I do agree with training in one martial art and getting really good at that just one. But if you were ever in a serious kodenkan dojo you'd know it's an old saying to train in judo to improve ones character. Because for the kodenkan jujitsu and judo teachers and students thought it was neccesary to train in them both, my sensei also advises it so I listened and studied judo for awhile. BJJ is an off shoot of judo that takes the kodenkan ground work to a new level in which it woul dblend very easily into the training system as opposed to combing like karate, capoeira, and aikido. This is a lot different all these systems blend perfectly together, the warmups are the same except for a few minor adjustments in each different style. All the techniques are the same besides the excluvies that judo and BJJ have.


----------



## wolfpac12321 (Feb 11, 2007)

hello everyone this is my first post!! and iv been training brazilian jiu jitsu for 6 months now and where i train we do something like that, we mostly do ground work but off and on we do locks and self defence (gracie self defence) which is to my knowledge very similar to traditional ju jitsu and we also do a little judo for tournaments. I thought most BJJ schools did that also


----------



## Darth F.Takeda (Feb 11, 2007)

As long as your schedual  permits adoquate recovery, time to make a living and to have a life=), then I think you have a solid plan.

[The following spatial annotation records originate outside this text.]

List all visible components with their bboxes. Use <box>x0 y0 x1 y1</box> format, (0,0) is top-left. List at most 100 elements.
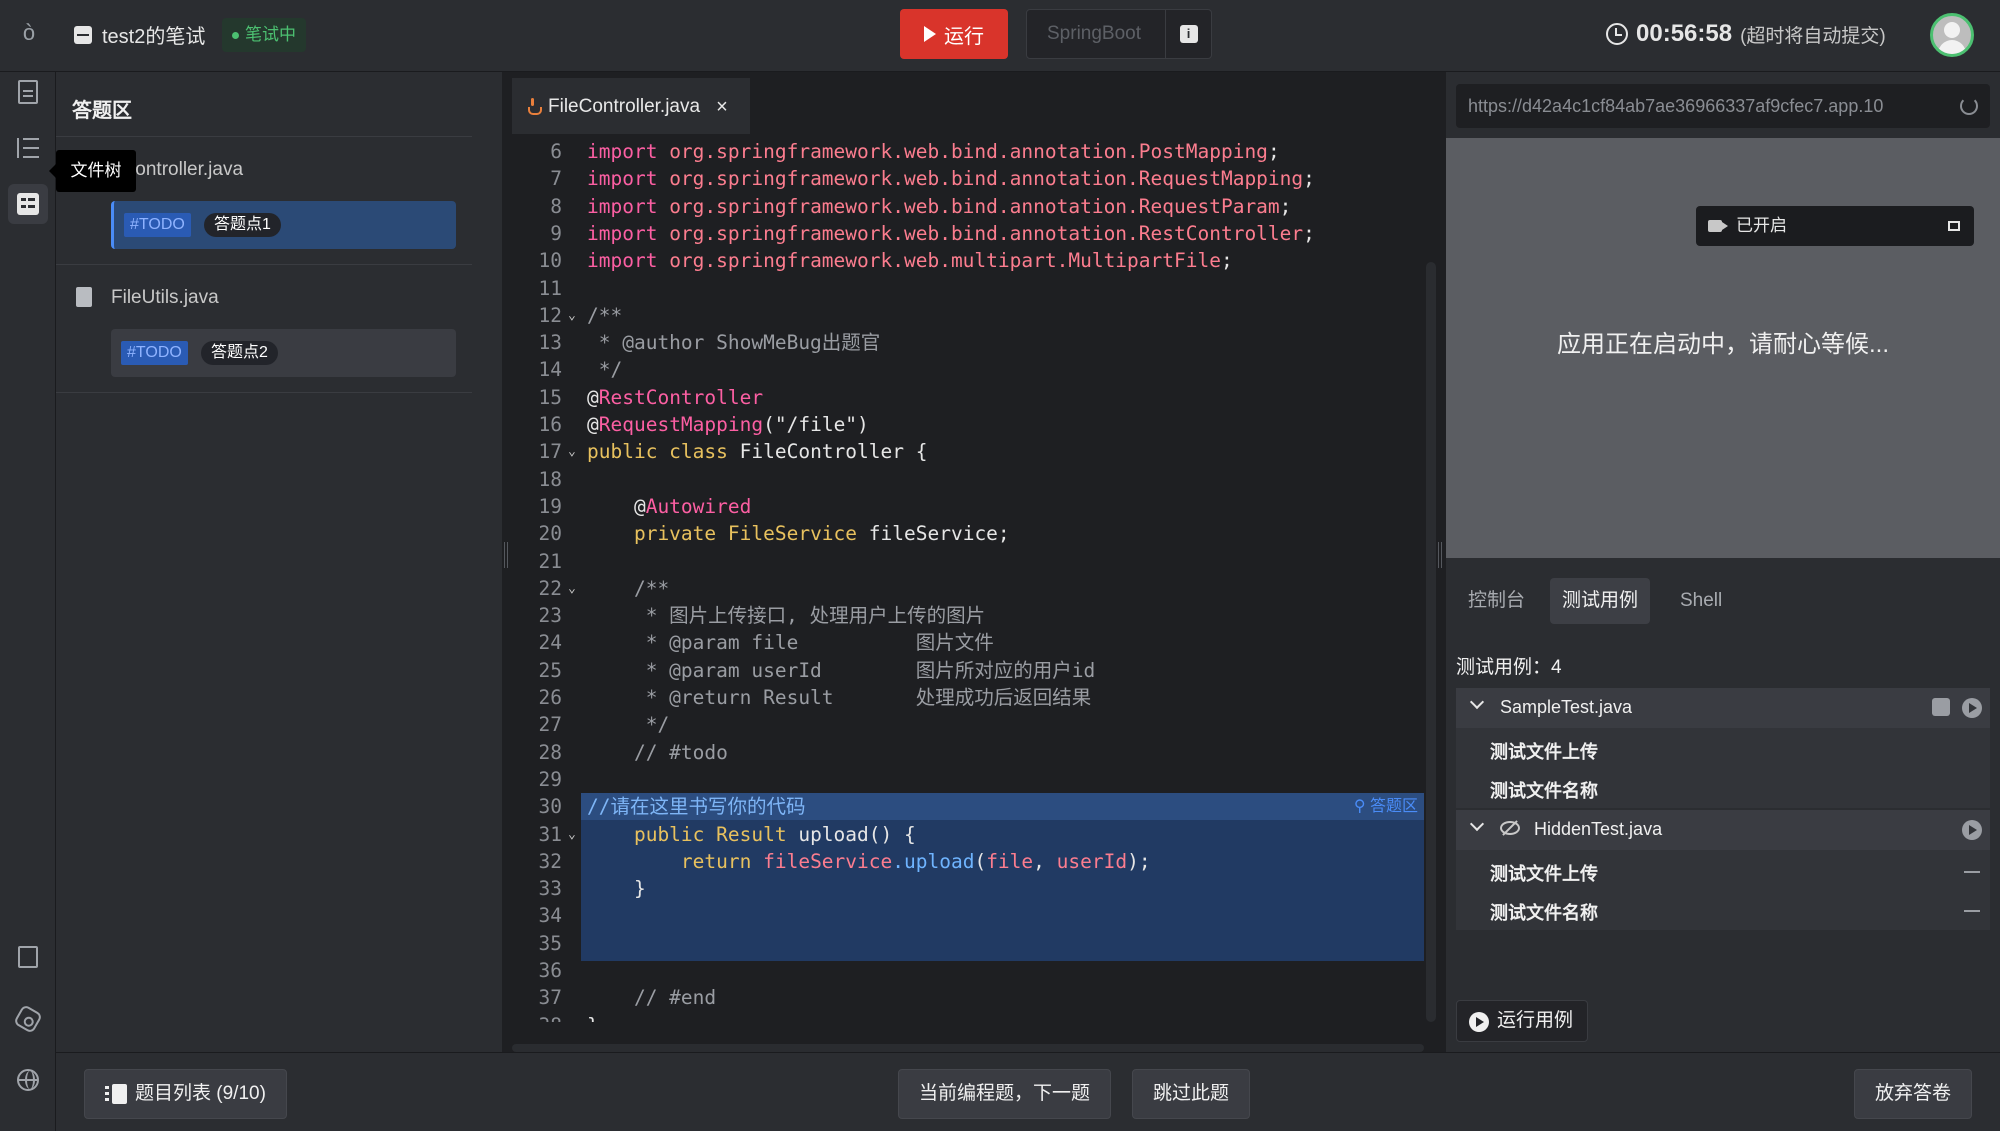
code-line[interactable]: 11 <box>512 275 1424 302</box>
code-line[interactable]: 27 */ <box>512 711 1424 738</box>
play-icon[interactable] <box>1962 698 1982 718</box>
todo-item[interactable]: #TODO 答题点2 <box>111 329 456 377</box>
fold-chevron-icon[interactable]: ⌄ <box>568 821 576 848</box>
code-line[interactable]: 36 <box>512 957 1424 984</box>
run-button-label: 运行 <box>944 25 984 48</box>
test-case[interactable]: 测试文件上传 <box>1490 860 1598 886</box>
code-line[interactable]: 23 * 图片上传接口, 处理用户上传的图片 <box>512 602 1424 629</box>
code-text: @RequestMapping("/file") <box>587 413 869 436</box>
code-line[interactable]: 18 <box>512 466 1424 493</box>
right-splitter[interactable] <box>1436 72 1444 1052</box>
tab-shell[interactable]: Shell <box>1668 578 1734 624</box>
fold-chevron-icon[interactable]: ⌄ <box>568 302 576 329</box>
code-line[interactable]: 6 import org.springframework.web.bind.ann… <box>512 138 1424 165</box>
code-line[interactable]: 38} <box>512 1012 1424 1022</box>
code-line[interactable]: 26 * @return Result 处理成功后返回结果 <box>512 684 1424 711</box>
logo-icon[interactable]: ò <box>14 18 44 48</box>
code-line[interactable]: 30 //请在这里书写你的代码 ⚲ 答题区 <box>512 793 1424 820</box>
code-line[interactable]: 24 * @param file 图片文件 <box>512 629 1424 656</box>
line-number: 30 <box>538 795 562 819</box>
code-text: // #end <box>587 986 717 1010</box>
code-line[interactable]: 13 * @author ShowMeBug出题官 <box>512 329 1424 356</box>
question-list-button[interactable]: 题目列表 (9/10) <box>84 1069 287 1119</box>
task-list-icon[interactable] <box>8 184 48 224</box>
answer-file-name[interactable]: FileUtils.java <box>111 287 219 309</box>
code-text: /** <box>587 576 670 600</box>
tab-label: FileController.java <box>548 96 701 117</box>
code-text: @RestController <box>587 385 764 409</box>
code-line[interactable]: 9 import org.springframework.web.bind.ann… <box>512 220 1424 247</box>
code-line[interactable]: 20 private FileService fileService; <box>512 520 1424 547</box>
code-line[interactable]: 28 // #todo <box>512 739 1424 766</box>
refresh-icon[interactable] <box>1960 97 1978 115</box>
answer-area-marker[interactable]: ⚲ 答题区 <box>1354 793 1418 820</box>
fold-chevron-icon[interactable]: ⌄ <box>568 438 576 465</box>
code-line[interactable]: 21 <box>512 548 1424 575</box>
test-case[interactable]: 测试文件名称 <box>1490 899 1598 925</box>
environment-label: SpringBoot <box>1047 23 1142 44</box>
code-line[interactable]: 34 <box>512 902 1424 929</box>
preview-loading-message: 应用正在启动中，请耐心等候... <box>1556 331 1889 358</box>
code-line[interactable]: 15 @RestController <box>512 384 1424 411</box>
code-line[interactable]: 31 ⌄ public Result upload() { <box>512 821 1424 848</box>
fold-chevron-icon[interactable]: ⌄ <box>568 575 576 602</box>
line-number: 29 <box>538 767 562 791</box>
code-line[interactable]: 16 @RequestMapping("/file") <box>512 411 1424 438</box>
edit-notes-icon[interactable] <box>8 937 48 977</box>
preview-url-bar[interactable]: https://d42a4c1cf84ab7ae36966337af9cfec7… <box>1456 84 1990 128</box>
info-button[interactable]: i <box>1165 10 1211 58</box>
code-text: * @param userId 图片所对应的用户id <box>587 658 1096 682</box>
code-line[interactable]: 22 ⌄ /** <box>512 575 1424 602</box>
todo-label: 答题点1 <box>204 213 281 237</box>
test-suite-header[interactable]: HiddenTest.java <box>1456 810 1990 850</box>
code-text: */ <box>587 358 623 382</box>
tab-console[interactable]: 控制台 <box>1456 578 1537 624</box>
code-text: } <box>587 877 646 901</box>
chevron-down-icon[interactable] <box>1469 816 1485 832</box>
code-line[interactable]: 32 return fileService.upload(file, userI… <box>512 848 1424 875</box>
document-icon[interactable] <box>8 72 48 112</box>
horizontal-scrollbar[interactable] <box>512 1044 1424 1052</box>
globe-icon[interactable] <box>8 1060 48 1100</box>
code-text: /** <box>587 303 623 327</box>
run-button[interactable]: 运行 <box>900 9 1008 59</box>
code-area[interactable]: 6 import org.springframework.web.bind.ann… <box>512 138 1424 1022</box>
footer-bar: 题目列表 (9/10) 当前编程题，下一题 跳过此题 放弃答卷 <box>56 1052 2000 1131</box>
skip-question-button[interactable]: 跳过此题 <box>1132 1069 1251 1119</box>
file-tree-icon[interactable] <box>8 128 48 168</box>
code-line[interactable]: 14 */ <box>512 356 1424 383</box>
play-icon[interactable] <box>1962 820 1982 840</box>
code-line[interactable]: 10 import org.springframework.web.multipa… <box>512 247 1424 274</box>
code-line[interactable]: 37 // #end <box>512 984 1424 1011</box>
abandon-exam-button[interactable]: 放弃答卷 <box>1854 1069 1973 1119</box>
code-text: import org.springframework.web.bind.anno… <box>587 194 1292 218</box>
left-splitter[interactable] <box>502 72 510 1052</box>
test-case[interactable]: 测试文件名称 <box>1490 777 1598 803</box>
code-line[interactable]: 7 import org.springframework.web.bind.ann… <box>512 165 1424 192</box>
code-line[interactable]: 12 ⌄ /** <box>512 302 1424 329</box>
minimize-icon[interactable] <box>1948 221 1960 231</box>
code-line[interactable]: 19 @Autowired <box>512 493 1424 520</box>
code-line[interactable]: 17 ⌄ public class FileController { <box>512 438 1424 465</box>
todo-item[interactable]: #TODO 答题点1 <box>111 201 456 249</box>
tab-file-controller[interactable]: FileController.java × <box>512 78 750 134</box>
code-line[interactable]: 35 <box>512 930 1424 957</box>
code-line[interactable]: 33 } <box>512 875 1424 902</box>
test-case[interactable]: 测试文件上传 <box>1490 738 1598 764</box>
code-line[interactable]: 29 <box>512 766 1424 793</box>
tab-test-cases[interactable]: 测试用例 <box>1550 578 1651 624</box>
test-suite-header[interactable]: SampleTest.java <box>1456 688 1990 728</box>
settings-hex-icon[interactable] <box>8 999 48 1039</box>
code-line[interactable]: 25 * @param userId 图片所对应的用户id <box>512 657 1424 684</box>
top-bar: ò test2的笔试 笔试中 运行 SpringBoot i 00:56:58 … <box>0 0 2000 72</box>
chevron-down-icon[interactable] <box>1469 694 1485 710</box>
run-test-cases-button[interactable]: 运行用例 <box>1456 1000 1589 1042</box>
code-line[interactable]: 8 import org.springframework.web.bind.ann… <box>512 193 1424 220</box>
code-view-icon[interactable] <box>1932 698 1950 716</box>
next-question-button[interactable]: 当前编程题，下一题 <box>898 1069 1112 1119</box>
vertical-scrollbar[interactable] <box>1426 262 1436 1022</box>
environment-selector[interactable]: SpringBoot i <box>1026 9 1212 59</box>
avatar[interactable] <box>1930 13 1974 57</box>
close-icon[interactable]: × <box>716 96 728 119</box>
code-text: * @author ShowMeBug出题官 <box>587 331 881 355</box>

 A few of our Shodan's are also DZR  instructors.

 I work with a Modern Arnis/Small Circle Jujitsu instructor, and it fits well with our Combat and Aiki Jujutsu  well. 

 Judo style Throws and  grappling are part of our style,  and  we  also   adopt techniques from other styles, that work.

 A  group of us get together on Fridays, to work throws and grappling,  much as  our Judo and BJJ cousins do.

 That supplaments the Joint locks and destructions,neck cranks, breaks  and chokes,throws  and grappling ino our style.

 The  Aiki Jujutsu is very formal,and  well rooted in the past, the Combat Jujutsu is alot more  flexable, as are the threats  one might face.

 Shugyo!

  D


----------



## jjfighter (Mar 7, 2007)

My name is Matt, I'm a first dan in Kobukai Ju-Jitsu: http://www.kobukaijujitsu.com/

What you are saying is basically our "style" or what I consider pure Ju-Jitsu.  We have the strong core throws and takedowns on judo and wrestling, strong ground fighting like BJJ, and aikijitsu.  The art personally fits me very well.  We do well in grappling and MMA fights, but also have a strong "martial arts" group.  

Our downside is the fact that if you plan on competing in pure BJJ competitions or pure Judo competitions, we are still not a pure BJJ or pure Judo black belt equal.  But if you are looking to learn real Ju-Jitsu I think you can't go wrong!


----------



## Gentle Fist (Mar 10, 2007)

I know a guy that teaches a system that is exactly what you are talking about.  He runs a club in Sarasota, FL and is one hell of a nice guy + really knows his stuff.  His usjjf bio is here http://www.usjjf.org/bio/DelValle/index.htm .


----------



## wolfpac12321 (Mar 10, 2007)

wow hes currently learning brazilian jiu jitsu under charles dos anjos, thats my teacher, its a small world


----------



## MarkBarlow (Mar 12, 2007)

Munkyjitsudo said:


> , I've also studied judo and I know how judo was derived from Kodenkan (DZR) jujitsu,



Jigoro Kano used Kito Ryu Jujutsu and Tenjin Shinyo along with a handful of other systems for the basis of Kodokan Judo.  While it's an excellent style, DZR was not a parent art of Judo.


----------